Yes, Abiteboul, Renault F1 team principal and long-time herald of the team’s return to prominence, has now stated that he expects them to be “fighting for podiums” in 2022, having moved his goal-posts from 2021 at the same time Formula 1 has shifted its next-gen regulations.
On the surface, this seems totally fair. He’s been clear that it is the new regs that will help his team compete with the big boys again, and if they have been delayed then seemingly his aspirations will have to be too, but I don’t think it’s that simple.
Consider the wording. “Fighting for podiums” doesn’t mean a top-three car, it just means a quick one, and in that case, I have to ask: what is so fundamentally wrong about the 2020 car that it can’t be developed into a podium-contender by 2021?
According to Abiteboul himself, the power is already there (although McLaren seem awfully determined to switch back to Mercedes as soon as possible), and it is the chassis that needs work, but I’d argue that between the adoption of Mercedes’ front-end aero concept on the RS20, the addition of Pat Fry and a ban on wind tunnel testing for next-gen cars until Februrary next year, they’re in a position to make significant gains under the current regulations.
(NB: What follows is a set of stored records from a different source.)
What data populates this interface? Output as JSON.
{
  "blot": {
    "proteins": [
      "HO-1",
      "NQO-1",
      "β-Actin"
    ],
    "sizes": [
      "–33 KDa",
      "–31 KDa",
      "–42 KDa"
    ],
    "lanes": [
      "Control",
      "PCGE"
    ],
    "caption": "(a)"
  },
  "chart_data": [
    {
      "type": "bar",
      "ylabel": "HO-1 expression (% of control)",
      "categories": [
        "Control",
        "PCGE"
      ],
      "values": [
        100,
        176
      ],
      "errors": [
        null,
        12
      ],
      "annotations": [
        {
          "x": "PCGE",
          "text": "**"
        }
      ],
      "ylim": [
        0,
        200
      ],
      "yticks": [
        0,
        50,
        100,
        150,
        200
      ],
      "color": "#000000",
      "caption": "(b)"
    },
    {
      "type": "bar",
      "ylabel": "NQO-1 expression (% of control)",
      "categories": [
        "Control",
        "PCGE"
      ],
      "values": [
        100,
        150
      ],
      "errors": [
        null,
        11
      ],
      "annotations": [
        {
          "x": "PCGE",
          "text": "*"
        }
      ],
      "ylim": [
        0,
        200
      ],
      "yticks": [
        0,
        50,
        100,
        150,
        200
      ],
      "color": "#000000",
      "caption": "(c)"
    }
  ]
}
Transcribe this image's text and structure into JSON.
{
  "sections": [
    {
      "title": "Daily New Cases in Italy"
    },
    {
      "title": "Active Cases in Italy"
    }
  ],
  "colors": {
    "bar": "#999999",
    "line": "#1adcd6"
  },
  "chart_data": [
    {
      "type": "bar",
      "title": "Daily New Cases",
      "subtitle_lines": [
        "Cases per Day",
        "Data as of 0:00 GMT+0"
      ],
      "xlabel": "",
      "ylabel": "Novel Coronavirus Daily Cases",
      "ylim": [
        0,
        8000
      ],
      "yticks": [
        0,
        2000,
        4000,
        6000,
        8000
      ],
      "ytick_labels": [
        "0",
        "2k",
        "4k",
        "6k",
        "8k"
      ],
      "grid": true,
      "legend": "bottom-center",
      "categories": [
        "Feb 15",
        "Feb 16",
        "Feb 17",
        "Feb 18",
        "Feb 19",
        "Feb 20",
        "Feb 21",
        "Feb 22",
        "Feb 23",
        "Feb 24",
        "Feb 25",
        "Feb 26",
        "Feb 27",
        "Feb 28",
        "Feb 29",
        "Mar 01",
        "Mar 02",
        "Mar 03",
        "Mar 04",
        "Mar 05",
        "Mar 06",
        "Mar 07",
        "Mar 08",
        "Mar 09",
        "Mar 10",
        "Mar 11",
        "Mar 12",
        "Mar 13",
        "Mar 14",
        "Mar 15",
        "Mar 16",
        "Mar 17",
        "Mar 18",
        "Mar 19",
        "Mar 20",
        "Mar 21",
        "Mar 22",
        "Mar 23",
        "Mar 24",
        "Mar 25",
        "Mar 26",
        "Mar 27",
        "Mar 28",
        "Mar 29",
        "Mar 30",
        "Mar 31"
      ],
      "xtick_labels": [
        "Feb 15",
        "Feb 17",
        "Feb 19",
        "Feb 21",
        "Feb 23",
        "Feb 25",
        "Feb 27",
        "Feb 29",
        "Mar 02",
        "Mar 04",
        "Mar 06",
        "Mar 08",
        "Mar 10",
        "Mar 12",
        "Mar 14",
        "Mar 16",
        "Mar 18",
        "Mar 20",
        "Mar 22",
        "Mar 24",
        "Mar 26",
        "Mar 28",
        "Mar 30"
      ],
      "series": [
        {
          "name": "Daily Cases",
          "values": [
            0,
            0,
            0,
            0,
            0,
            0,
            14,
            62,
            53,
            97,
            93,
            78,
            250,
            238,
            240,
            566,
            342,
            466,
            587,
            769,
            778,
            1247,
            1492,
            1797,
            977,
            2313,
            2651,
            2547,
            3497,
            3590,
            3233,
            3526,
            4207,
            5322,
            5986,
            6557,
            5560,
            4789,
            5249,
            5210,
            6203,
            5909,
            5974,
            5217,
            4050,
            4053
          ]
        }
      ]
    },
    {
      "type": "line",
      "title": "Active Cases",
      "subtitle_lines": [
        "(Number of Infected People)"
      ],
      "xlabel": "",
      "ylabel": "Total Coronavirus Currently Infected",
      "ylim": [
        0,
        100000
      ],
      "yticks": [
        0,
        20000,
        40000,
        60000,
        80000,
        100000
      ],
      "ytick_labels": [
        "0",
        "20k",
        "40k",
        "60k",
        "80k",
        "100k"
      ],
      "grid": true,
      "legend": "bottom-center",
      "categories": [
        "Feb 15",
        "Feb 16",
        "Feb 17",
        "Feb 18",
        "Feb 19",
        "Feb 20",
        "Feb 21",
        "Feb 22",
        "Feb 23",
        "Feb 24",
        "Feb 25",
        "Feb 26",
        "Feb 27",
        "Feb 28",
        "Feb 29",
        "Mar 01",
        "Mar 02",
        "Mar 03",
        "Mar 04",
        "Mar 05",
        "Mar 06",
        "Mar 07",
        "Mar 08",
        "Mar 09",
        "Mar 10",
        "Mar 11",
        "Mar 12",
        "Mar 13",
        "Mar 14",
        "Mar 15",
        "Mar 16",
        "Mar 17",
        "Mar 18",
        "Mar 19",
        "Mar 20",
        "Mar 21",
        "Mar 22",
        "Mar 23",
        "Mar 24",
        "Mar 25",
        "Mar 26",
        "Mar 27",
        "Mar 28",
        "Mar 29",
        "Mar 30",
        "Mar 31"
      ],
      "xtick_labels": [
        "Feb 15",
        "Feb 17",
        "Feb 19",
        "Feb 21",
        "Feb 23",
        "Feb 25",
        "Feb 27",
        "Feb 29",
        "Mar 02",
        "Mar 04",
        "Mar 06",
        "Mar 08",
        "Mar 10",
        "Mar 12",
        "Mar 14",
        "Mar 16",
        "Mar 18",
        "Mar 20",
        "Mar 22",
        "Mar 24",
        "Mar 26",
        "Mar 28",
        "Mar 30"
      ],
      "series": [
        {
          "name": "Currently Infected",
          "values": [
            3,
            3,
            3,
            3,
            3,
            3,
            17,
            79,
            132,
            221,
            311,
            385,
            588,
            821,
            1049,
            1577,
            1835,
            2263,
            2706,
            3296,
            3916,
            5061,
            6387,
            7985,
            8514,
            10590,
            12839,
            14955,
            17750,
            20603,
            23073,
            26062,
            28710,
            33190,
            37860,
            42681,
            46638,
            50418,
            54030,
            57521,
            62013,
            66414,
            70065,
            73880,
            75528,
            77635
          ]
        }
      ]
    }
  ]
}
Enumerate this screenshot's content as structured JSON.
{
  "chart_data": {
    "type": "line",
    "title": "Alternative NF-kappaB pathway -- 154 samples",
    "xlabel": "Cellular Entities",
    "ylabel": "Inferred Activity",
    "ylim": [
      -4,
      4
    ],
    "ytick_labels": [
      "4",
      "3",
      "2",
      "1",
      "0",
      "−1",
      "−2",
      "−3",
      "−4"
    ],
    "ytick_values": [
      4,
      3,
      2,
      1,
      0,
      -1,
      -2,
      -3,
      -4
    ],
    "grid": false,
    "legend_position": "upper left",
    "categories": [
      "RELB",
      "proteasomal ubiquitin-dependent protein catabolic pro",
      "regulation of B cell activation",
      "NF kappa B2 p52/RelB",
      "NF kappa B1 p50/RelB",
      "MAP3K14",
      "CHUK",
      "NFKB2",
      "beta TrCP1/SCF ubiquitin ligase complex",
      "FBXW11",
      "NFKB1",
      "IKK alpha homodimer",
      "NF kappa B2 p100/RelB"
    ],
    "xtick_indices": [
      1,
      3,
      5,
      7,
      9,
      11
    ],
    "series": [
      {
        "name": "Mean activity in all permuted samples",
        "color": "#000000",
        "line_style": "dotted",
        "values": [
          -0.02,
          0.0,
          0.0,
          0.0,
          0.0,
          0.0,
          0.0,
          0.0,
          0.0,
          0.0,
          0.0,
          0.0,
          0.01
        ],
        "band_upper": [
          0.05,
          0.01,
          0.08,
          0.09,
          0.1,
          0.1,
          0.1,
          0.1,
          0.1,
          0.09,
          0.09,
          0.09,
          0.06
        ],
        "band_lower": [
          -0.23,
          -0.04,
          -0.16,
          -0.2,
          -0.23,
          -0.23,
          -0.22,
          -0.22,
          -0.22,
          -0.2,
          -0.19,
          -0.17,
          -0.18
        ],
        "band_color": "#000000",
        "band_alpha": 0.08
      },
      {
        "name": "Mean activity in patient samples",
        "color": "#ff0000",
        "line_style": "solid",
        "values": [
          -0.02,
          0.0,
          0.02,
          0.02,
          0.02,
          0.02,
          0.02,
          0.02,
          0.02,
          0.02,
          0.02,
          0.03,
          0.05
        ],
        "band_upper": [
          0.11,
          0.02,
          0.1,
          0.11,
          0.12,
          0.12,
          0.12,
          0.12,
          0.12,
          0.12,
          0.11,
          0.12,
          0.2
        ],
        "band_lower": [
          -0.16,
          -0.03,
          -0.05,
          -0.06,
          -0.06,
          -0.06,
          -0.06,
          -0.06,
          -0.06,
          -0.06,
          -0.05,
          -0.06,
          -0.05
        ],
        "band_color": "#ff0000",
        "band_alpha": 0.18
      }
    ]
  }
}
Would those gains not be enough to at least put them in the sort of position McLaren and Toro Rosso found themselves in in 2019, or Force India and Williams in previous years?
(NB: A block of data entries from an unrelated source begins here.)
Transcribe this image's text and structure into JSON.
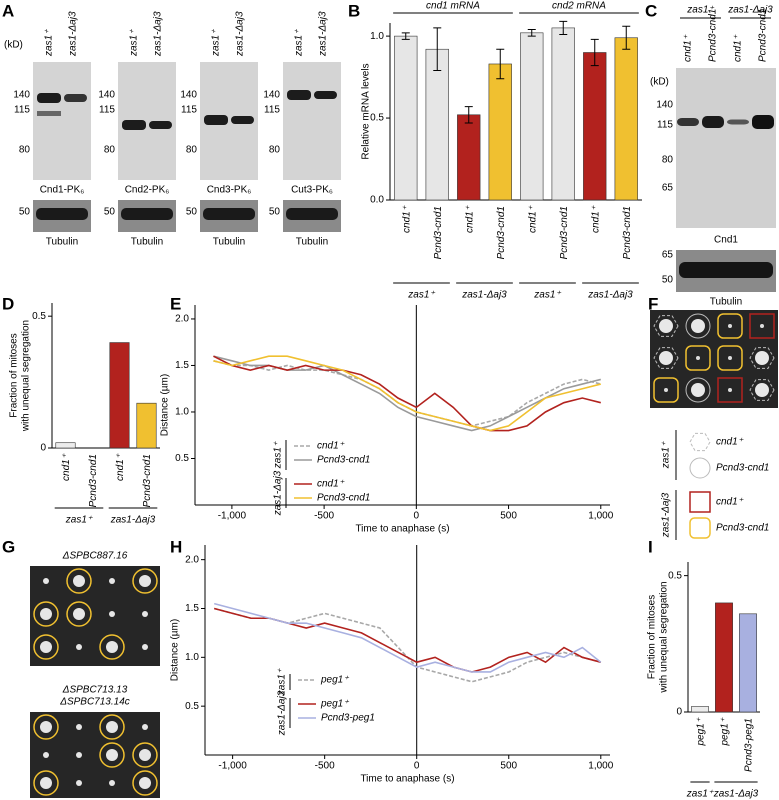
{
  "panels": [
    "A",
    "B",
    "C",
    "D",
    "E",
    "F",
    "G",
    "H",
    "I"
  ],
  "panel_a": {
    "unit": "(kD)",
    "strains": [
      "zas1⁺",
      "zas1-Δaj3"
    ],
    "blots": [
      {
        "caption": "Cnd1-PK₆",
        "markers": [
          "140",
          "115",
          "80"
        ],
        "loading_marker": "50",
        "loading_caption": "Tubulin"
      },
      {
        "caption": "Cnd2-PK₆",
        "markers": [
          "140",
          "115",
          "80"
        ],
        "loading_marker": "50",
        "loading_caption": "Tubulin"
      },
      {
        "caption": "Cnd3-PK₆",
        "markers": [
          "140",
          "115",
          "80"
        ],
        "loading_marker": "50",
        "loading_caption": "Tubulin"
      },
      {
        "caption": "Cut3-PK₆",
        "markers": [
          "140",
          "115",
          "80"
        ],
        "loading_marker": "50",
        "loading_caption": "Tubulin"
      }
    ]
  },
  "panel_c": {
    "unit": "(kD)",
    "strains": [
      "zas1⁺",
      "zas1-Δaj3"
    ],
    "lanes": [
      "cnd1⁺",
      "Pcnd3-cnd1",
      "cnd1⁺",
      "Pcnd3-cnd1"
    ],
    "markers": [
      "140",
      "115",
      "80",
      "65"
    ],
    "caption": "Cnd1",
    "loading_markers": [
      "65",
      "50"
    ],
    "loading_caption": "Tubulin"
  },
  "panel_f": {
    "groups": [
      {
        "label": "zas1⁺",
        "items": [
          "cnd1⁺",
          "Pcnd3-cnd1"
        ]
      },
      {
        "label": "zas1-Δaj3",
        "items": [
          "cnd1⁺",
          "Pcnd3-cnd1"
        ]
      }
    ]
  },
  "panel_g": {
    "titles": [
      "ΔSPBC887.16",
      "ΔSPBC713.13",
      "ΔSPBC713.14c"
    ]
  },
  "chart_data": [
    {
      "type": "bar",
      "ylabel": "Relative mRNA levels",
      "headers": [
        "cnd1 mRNA",
        "cnd2 mRNA"
      ],
      "categories": [
        "cnd1⁺",
        "Pcnd3-cnd1",
        "cnd1⁺",
        "Pcnd3-cnd1",
        "cnd1⁺",
        "Pcnd3-cnd1",
        "cnd1⁺",
        "Pcnd3-cnd1"
      ],
      "values": [
        1.0,
        0.92,
        0.52,
        0.83,
        1.02,
        1.05,
        0.9,
        0.99
      ],
      "errors": [
        0.02,
        0.13,
        0.05,
        0.09,
        0.02,
        0.04,
        0.08,
        0.07
      ],
      "colors": [
        "#e6e6e6",
        "#e6e6e6",
        "#b2221e",
        "#f0c030",
        "#e6e6e6",
        "#e6e6e6",
        "#b2221e",
        "#f0c030"
      ],
      "strains": [
        "zas1⁺",
        "zas1-Δaj3",
        "zas1⁺",
        "zas1-Δaj3"
      ],
      "ylim": [
        0,
        1.08
      ],
      "yticks": [
        {
          "value": 0,
          "label": "0.0"
        },
        0.5,
        {
          "value": 1,
          "label": "1.0"
        }
      ]
    },
    {
      "type": "bar",
      "ylabel": [
        "Fraction of mitoses",
        "with unequal segregation"
      ],
      "categories": [
        "cnd1⁺",
        "Pcnd3-cnd1",
        "cnd1⁺",
        "Pcnd3-cnd1"
      ],
      "values": [
        0.02,
        0,
        0.4,
        0.17
      ],
      "colors": [
        "#ececec",
        "#ececec",
        "#b2221e",
        "#f0c030"
      ],
      "strains": [
        "zas1⁺",
        "zas1-Δaj3"
      ],
      "ylim": [
        0,
        0.55
      ],
      "yticks": [
        0,
        0.5
      ]
    },
    {
      "type": "line",
      "xlabel": "Time to anaphase (s)",
      "ylabel": "Distance (µm)",
      "x": [
        -1100,
        -1000,
        -900,
        -800,
        -700,
        -600,
        -500,
        -400,
        -300,
        -200,
        -100,
        0,
        100,
        200,
        300,
        400,
        500,
        600,
        700,
        800,
        900,
        1000
      ],
      "series": [
        {
          "name": "cnd1⁺",
          "group": "zas1⁺",
          "color": "#a8a8a8",
          "dashed": true,
          "values": [
            1.55,
            1.5,
            1.5,
            1.45,
            1.5,
            1.45,
            1.45,
            1.4,
            1.35,
            1.25,
            1.1,
            1.0,
            0.95,
            0.9,
            0.85,
            0.9,
            0.95,
            1.1,
            1.2,
            1.3,
            1.35,
            1.3
          ]
        },
        {
          "name": "Pcnd3-cnd1",
          "group": "zas1⁺",
          "color": "#9a9a9a",
          "dashed": false,
          "values": [
            1.6,
            1.55,
            1.5,
            1.5,
            1.45,
            1.45,
            1.5,
            1.4,
            1.3,
            1.2,
            1.05,
            0.95,
            0.9,
            0.85,
            0.8,
            0.85,
            0.95,
            1.05,
            1.15,
            1.25,
            1.3,
            1.35
          ]
        },
        {
          "name": "cnd1⁺",
          "group": "zas1-Δaj3",
          "color": "#b2221e",
          "dashed": false,
          "values": [
            1.6,
            1.5,
            1.45,
            1.5,
            1.45,
            1.5,
            1.45,
            1.45,
            1.4,
            1.3,
            1.15,
            1.05,
            1.2,
            1.05,
            0.85,
            0.8,
            0.8,
            0.85,
            1.0,
            1.1,
            1.15,
            1.1
          ]
        },
        {
          "name": "Pcnd3-cnd1",
          "group": "zas1-Δaj3",
          "color": "#f0c030",
          "dashed": false,
          "values": [
            1.55,
            1.5,
            1.55,
            1.6,
            1.6,
            1.55,
            1.5,
            1.45,
            1.35,
            1.25,
            1.1,
            1.0,
            0.95,
            0.9,
            0.85,
            0.8,
            0.85,
            1.0,
            1.15,
            1.2,
            1.25,
            1.3
          ]
        }
      ],
      "xlim": [
        -1200,
        1050
      ],
      "xticks": [
        {
          "value": -1000,
          "label": "-1,000"
        },
        -500,
        0,
        500,
        {
          "value": 1000,
          "label": "1,000"
        }
      ],
      "ylim": [
        0,
        2.15
      ],
      "yticks": [
        0.5,
        {
          "value": 1,
          "label": "1.0"
        },
        1.5,
        {
          "value": 2,
          "label": "2.0"
        }
      ]
    },
    {
      "type": "line",
      "xlabel": "Time to anaphase (s)",
      "ylabel": "Distance (µm)",
      "x": [
        -1100,
        -1000,
        -900,
        -800,
        -700,
        -600,
        -500,
        -400,
        -300,
        -200,
        -100,
        0,
        100,
        200,
        300,
        400,
        500,
        600,
        700,
        800,
        900,
        1000
      ],
      "series": [
        {
          "name": "peg1⁺",
          "group": "zas1⁺",
          "color": "#a8a8a8",
          "dashed": true,
          "values": [
            1.5,
            1.45,
            1.4,
            1.4,
            1.35,
            1.4,
            1.45,
            1.4,
            1.35,
            1.3,
            1.1,
            0.9,
            0.85,
            0.8,
            0.75,
            0.8,
            0.85,
            0.95,
            1.0,
            1.05,
            1.0,
            0.95
          ]
        },
        {
          "name": "peg1⁺",
          "group": "zas1-Δaj3",
          "color": "#b2221e",
          "dashed": false,
          "values": [
            1.5,
            1.45,
            1.4,
            1.4,
            1.35,
            1.3,
            1.35,
            1.3,
            1.25,
            1.15,
            1.05,
            0.95,
            1.0,
            0.9,
            0.85,
            0.9,
            1.0,
            1.05,
            0.95,
            1.1,
            1.0,
            0.95
          ]
        },
        {
          "name": "Pcnd3-peg1",
          "group": "zas1-Δaj3",
          "color": "#a8b0e0",
          "dashed": false,
          "values": [
            1.55,
            1.5,
            1.45,
            1.4,
            1.35,
            1.35,
            1.3,
            1.25,
            1.2,
            1.1,
            1.0,
            0.9,
            0.95,
            0.9,
            0.85,
            0.85,
            0.95,
            1.0,
            1.05,
            1.0,
            1.1,
            0.95
          ]
        }
      ],
      "xlim": [
        -1150,
        1050
      ],
      "xticks": [
        {
          "value": -1000,
          "label": "-1,000"
        },
        -500,
        0,
        500,
        {
          "value": 1000,
          "label": "1,000"
        }
      ],
      "ylim": [
        0,
        2.15
      ],
      "yticks": [
        0.5,
        {
          "value": 1,
          "label": "1.0"
        },
        1.5,
        {
          "value": 2,
          "label": "2.0"
        }
      ]
    },
    {
      "type": "bar",
      "ylabel": [
        "Fraction of mitoses",
        "with unequal segregation"
      ],
      "categories": [
        "peg1⁺",
        "peg1⁺",
        "Pcnd3-peg1"
      ],
      "values": [
        0.02,
        0.4,
        0.36
      ],
      "colors": [
        "#ececec",
        "#b2221e",
        "#a8b0e0"
      ],
      "strains": [
        "zas1⁺",
        "zas1-Δaj3"
      ],
      "ylim": [
        0,
        0.55
      ],
      "yticks": [
        0,
        0.5
      ]
    }
  ]
}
To be clear, I’m not trying to cast aspersions on Abiteboul’s character (gotta be careful of that, nowadays :p) and suggest he is consciously trying to take advantage of the current crisis to ensure his own survival – I’m certain he abhors the current goings-on as much as the rest of us – but it’s just that his comments speak to a mindset that makes it hard to envision Renault turning into a winning outfit.
I know it’s not a perfect comparison, but compare the results under Abiteboul to the rapid progress Mercedes made under Ross Brawn, Norbert Haug and Toto Wolff from their re-entry into the sport in 2010: a race win by year three, three wins and an additional six podiums in year four, and then immediately champions when the new regs hit in 2014.
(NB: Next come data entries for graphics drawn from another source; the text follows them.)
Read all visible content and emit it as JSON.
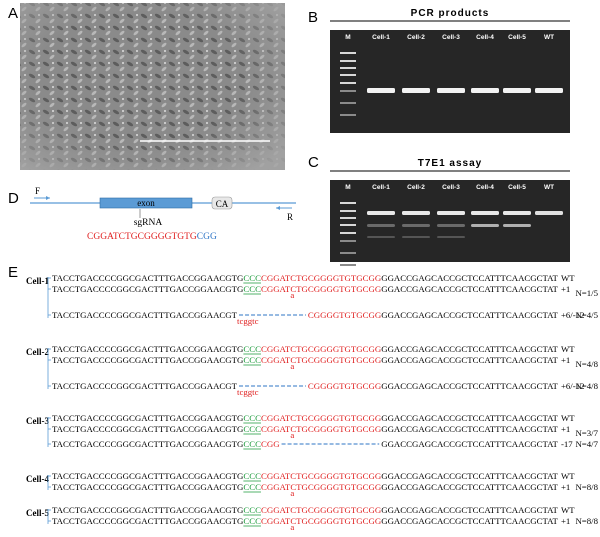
{
  "panels": {
    "a": "A",
    "b": "B",
    "c": "C",
    "d": "D",
    "e": "E"
  },
  "gel_b": {
    "title": "PCR products",
    "lanes": [
      "M",
      "Cell-1",
      "Cell-2",
      "Cell-3",
      "Cell-4",
      "Cell-5",
      "WT"
    ]
  },
  "gel_c": {
    "title": "T7E1 assay",
    "lanes": [
      "M",
      "Cell-1",
      "Cell-2",
      "Cell-3",
      "Cell-4",
      "Cell-5",
      "WT"
    ]
  },
  "diagram": {
    "forward": "F",
    "reverse": "R",
    "exon": "exon",
    "ca": "CA",
    "sgrna": "sgRNA",
    "target": "CGGATCTGCGGGGTGTG",
    "pam": "CGG"
  },
  "groups": [
    {
      "name": "Cell-1",
      "rows": [
        {
          "parts": [
            {
              "text": "TACCTGACCCCGGCGACTTTGACCGGAACGTG",
              "style": "plain"
            },
            {
              "text": "CCC",
              "style": "pam"
            },
            {
              "text": "CGGATCTGCGGGGTGTGCGG",
              "style": "target"
            },
            {
              "text": "GGACCGAGCACCGCTCCATTTCAACGCTAT",
              "style": "plain"
            }
          ],
          "genotype": "WT"
        },
        {
          "parts": [
            {
              "text": "TACCTGACCCCGGCGACTTTGACCGGAACGTG",
              "style": "plain"
            },
            {
              "text": "CCC",
              "style": "pam"
            },
            {
              "text": "CGGAT",
              "style": "target"
            },
            {
              "text": "a",
              "style": "ins"
            },
            {
              "text": "CTGCGGGGTGTGCGG",
              "style": "target"
            },
            {
              "text": "GGACCGAGCACCGCTCCATTTCAACGCTAT",
              "style": "plain"
            }
          ],
          "genotype": "+1",
          "count": "N=1/5"
        },
        {
          "parts": [
            {
              "text": "TACCTGACCCCGGCGACTTTGACCGGAACGT",
              "style": "plain"
            },
            {
              "text": "tcggtc",
              "style": "ins"
            },
            {
              "style": "gap"
            },
            {
              "text": "CGGGGTGTGCGG",
              "style": "target"
            },
            {
              "text": "GGACCGAGCACCGCTCCATTTCAACGCTAT",
              "style": "plain"
            }
          ],
          "genotype": "+6/-12",
          "count": "N=4/5"
        }
      ]
    },
    {
      "name": "Cell-2",
      "rows": [
        {
          "parts": [
            {
              "text": "TACCTGACCCCGGCGACTTTGACCGGAACGTG",
              "style": "plain"
            },
            {
              "text": "CCC",
              "style": "pam"
            },
            {
              "text": "CGGATCTGCGGGGTGTGCGG",
              "style": "target"
            },
            {
              "text": "GGACCGAGCACCGCTCCATTTCAACGCTAT",
              "style": "plain"
            }
          ],
          "genotype": "WT"
        },
        {
          "parts": [
            {
              "text": "TACCTGACCCCGGCGACTTTGACCGGAACGTG",
              "style": "plain"
            },
            {
              "text": "CCC",
              "style": "pam"
            },
            {
              "text": "CGGAT",
              "style": "target"
            },
            {
              "text": "a",
              "style": "ins"
            },
            {
              "text": "CTGCGGGGTGTGCGG",
              "style": "target"
            },
            {
              "text": "GGACCGAGCACCGCTCCATTTCAACGCTAT",
              "style": "plain"
            }
          ],
          "genotype": "+1",
          "count": "N=4/8"
        },
        {
          "parts": [
            {
              "text": "TACCTGACCCCGGCGACTTTGACCGGAACGT",
              "style": "plain"
            },
            {
              "text": "tcggtc",
              "style": "ins"
            },
            {
              "style": "gap"
            },
            {
              "text": "CGGGGTGTGCGG",
              "style": "target"
            },
            {
              "text": "GGACCGAGCACCGCTCCATTTCAACGCTAT",
              "style": "plain"
            }
          ],
          "genotype": "+6/-12",
          "count": "N=4/8"
        }
      ]
    },
    {
      "name": "Cell-3",
      "rows": [
        {
          "parts": [
            {
              "text": "TACCTGACCCCGGCGACTTTGACCGGAACGTG",
              "style": "plain"
            },
            {
              "text": "CCC",
              "style": "pam"
            },
            {
              "text": "CGGATCTGCGGGGTGTGCGG",
              "style": "target"
            },
            {
              "text": "GGACCGAGCACCGCTCCATTTCAACGCTAT",
              "style": "plain"
            }
          ],
          "genotype": "WT"
        },
        {
          "parts": [
            {
              "text": "TACCTGACCCCGGCGACTTTGACCGGAACGTG",
              "style": "plain"
            },
            {
              "text": "CCC",
              "style": "pam"
            },
            {
              "text": "CGGAT",
              "style": "target"
            },
            {
              "text": "a",
              "style": "ins"
            },
            {
              "text": "CTGCGGGGTGTGCGG",
              "style": "target"
            },
            {
              "text": "GGACCGAGCACCGCTCCATTTCAACGCTAT",
              "style": "plain"
            }
          ],
          "genotype": "+1",
          "count": "N=3/7"
        },
        {
          "parts": [
            {
              "text": "TACCTGACCCCGGCGACTTTGACCGGAACGTG",
              "style": "plain"
            },
            {
              "text": "CCC",
              "style": "pam"
            },
            {
              "text": "CGG",
              "style": "target"
            },
            {
              "style": "gap"
            },
            {
              "text": "GGACCGAGCACCGCTCCATTTCAACGCTAT",
              "style": "plain"
            }
          ],
          "genotype": "-17",
          "count": "N=4/7"
        }
      ]
    },
    {
      "name": "Cell-4",
      "rows": [
        {
          "parts": [
            {
              "text": "TACCTGACCCCGGCGACTTTGACCGGAACGTG",
              "style": "plain"
            },
            {
              "text": "CCC",
              "style": "pam"
            },
            {
              "text": "CGGATCTGCGGGGTGTGCGG",
              "style": "target"
            },
            {
              "text": "GGACCGAGCACCGCTCCATTTCAACGCTAT",
              "style": "plain"
            }
          ],
          "genotype": "WT"
        },
        {
          "parts": [
            {
              "text": "TACCTGACCCCGGCGACTTTGACCGGAACGTG",
              "style": "plain"
            },
            {
              "text": "CCC",
              "style": "pam"
            },
            {
              "text": "CGGAT",
              "style": "target"
            },
            {
              "text": "a",
              "style": "ins"
            },
            {
              "text": "CTGCGGGGTGTGCGG",
              "style": "target"
            },
            {
              "text": "GGACCGAGCACCGCTCCATTTCAACGCTAT",
              "style": "plain"
            }
          ],
          "genotype": "+1",
          "count": "N=8/8"
        }
      ]
    },
    {
      "name": "Cell-5",
      "rows": [
        {
          "parts": [
            {
              "text": "TACCTGACCCCGGCGACTTTGACCGGAACGTG",
              "style": "plain"
            },
            {
              "text": "CCC",
              "style": "pam"
            },
            {
              "text": "CGGATCTGCGGGGTGTGCGG",
              "style": "target"
            },
            {
              "text": "GGACCGAGCACCGCTCCATTTCAACGCTAT",
              "style": "plain"
            }
          ],
          "genotype": "WT"
        },
        {
          "parts": [
            {
              "text": "TACCTGACCCCGGCGACTTTGACCGGAACGTG",
              "style": "plain"
            },
            {
              "text": "CCC",
              "style": "pam"
            },
            {
              "text": "CGGAT",
              "style": "target"
            },
            {
              "text": "a",
              "style": "ins"
            },
            {
              "text": "CTGCGGGGTGTGCGG",
              "style": "target"
            },
            {
              "text": "GGACCGAGCACCGCTCCATTTCAACGCTAT",
              "style": "plain"
            }
          ],
          "genotype": "+1",
          "count": "N=8/8"
        }
      ]
    }
  ]
}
If Abiteboul is unable to accomplish even a sliver of that by his sixth year in charge (as 2021 will be), why should he get more runway?
In any case, it seems that barring Renault exit the sport completely, more runway is exactly what he is getting. Just like the plane on the runway in Fast and Furious 6, he never seems to run out of tarmac. I just hope that unlike in that film, it doesn’t end with it all blowing-up in everyone’s faces.